The directors said the completed sub-division had a value of $13 million.
However, it had faced regulatory and construction overruns, "significant" legal fees, interest charges, higher debt levels than anticipated, and loss in land values. It also remains in dispute over the sale of two sections.
The additional costs and land value loss was "well in excess of $1.3 million" at June 30, the directors said.
They "expected" the Richmond subdivision to be taken over by Heartland, which it would sell to recoup its loan.
"[However] our view is that it is unlikely that Heartland will achieve the full value of its loan, let alone realise the full value of the land."
NZ Funds Private Wealth Ltd purchased outright Mr Myles' Myles Planning Ltd in November 2011. After Mr Myles stepped aside as a NZ Fund's director in June, it launched an "in-house review" into the Victoria fund's management.
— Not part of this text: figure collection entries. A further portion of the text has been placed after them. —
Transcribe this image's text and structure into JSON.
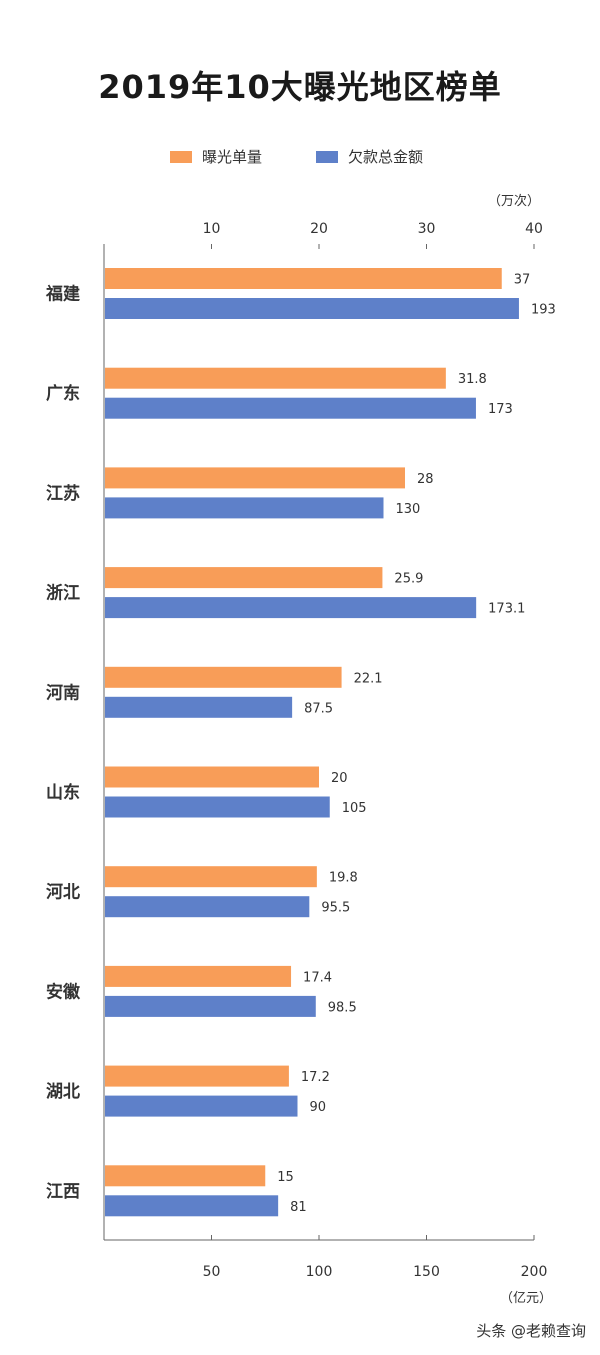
{
  "title": "2019年10大曝光地区榜单",
  "watermark": "头条 @老赖查询",
  "chart_data": {
    "type": "bar",
    "orientation": "horizontal",
    "categories": [
      "福建",
      "广东",
      "江苏",
      "浙江",
      "河南",
      "山东",
      "河北",
      "安徽",
      "湖北",
      "江西"
    ],
    "series": [
      {
        "name": "曝光单量",
        "color": "#F89D58",
        "axis": "top",
        "values": [
          37,
          31.8,
          28,
          25.9,
          22.1,
          20,
          19.8,
          17.4,
          17.2,
          15
        ],
        "labels": [
          "37",
          "31.8",
          "28",
          "25.9",
          "22.1",
          "20",
          "19.8",
          "17.4",
          "17.2",
          "15"
        ]
      },
      {
        "name": "欠款总金额",
        "color": "#5E80C9",
        "axis": "bottom",
        "values": [
          193,
          173,
          130,
          173.1,
          87.5,
          105,
          95.5,
          98.5,
          90,
          81
        ],
        "labels": [
          "193",
          "173",
          "130",
          "173.1",
          "87.5",
          "105",
          "95.5",
          "98.5",
          "90",
          "81"
        ]
      }
    ],
    "top_axis": {
      "unit": "（万次）",
      "ticks": [
        10,
        20,
        30,
        40
      ],
      "range": [
        0,
        40
      ]
    },
    "bottom_axis": {
      "unit": "（亿元）",
      "ticks": [
        50,
        100,
        150,
        200
      ],
      "range": [
        0,
        200
      ]
    }
  }
}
Mr Myles said the update was prepared to address "major themes" brought up by investors' questions since the fund failed, and apologised "for the distress this may have caused you".
"We also recognise that, with the passage of time, communications we have previously provided to you and, indeed, the origins of the Fund itself may not be readily available either to memory or to hand," Mr Myles and Mr Bridge wrote.
The Victoria fund was being wound up in 2007, two properties and a storage facility elsewhere where sold, leaving Richmond as its only asset, with the proceeds to finance its development.
The directors decided not to seek further capital to continue development as Heartland would not "compromise" its priority loan claim position, and therefore further investor capital could not have been protected from Heartland's interests.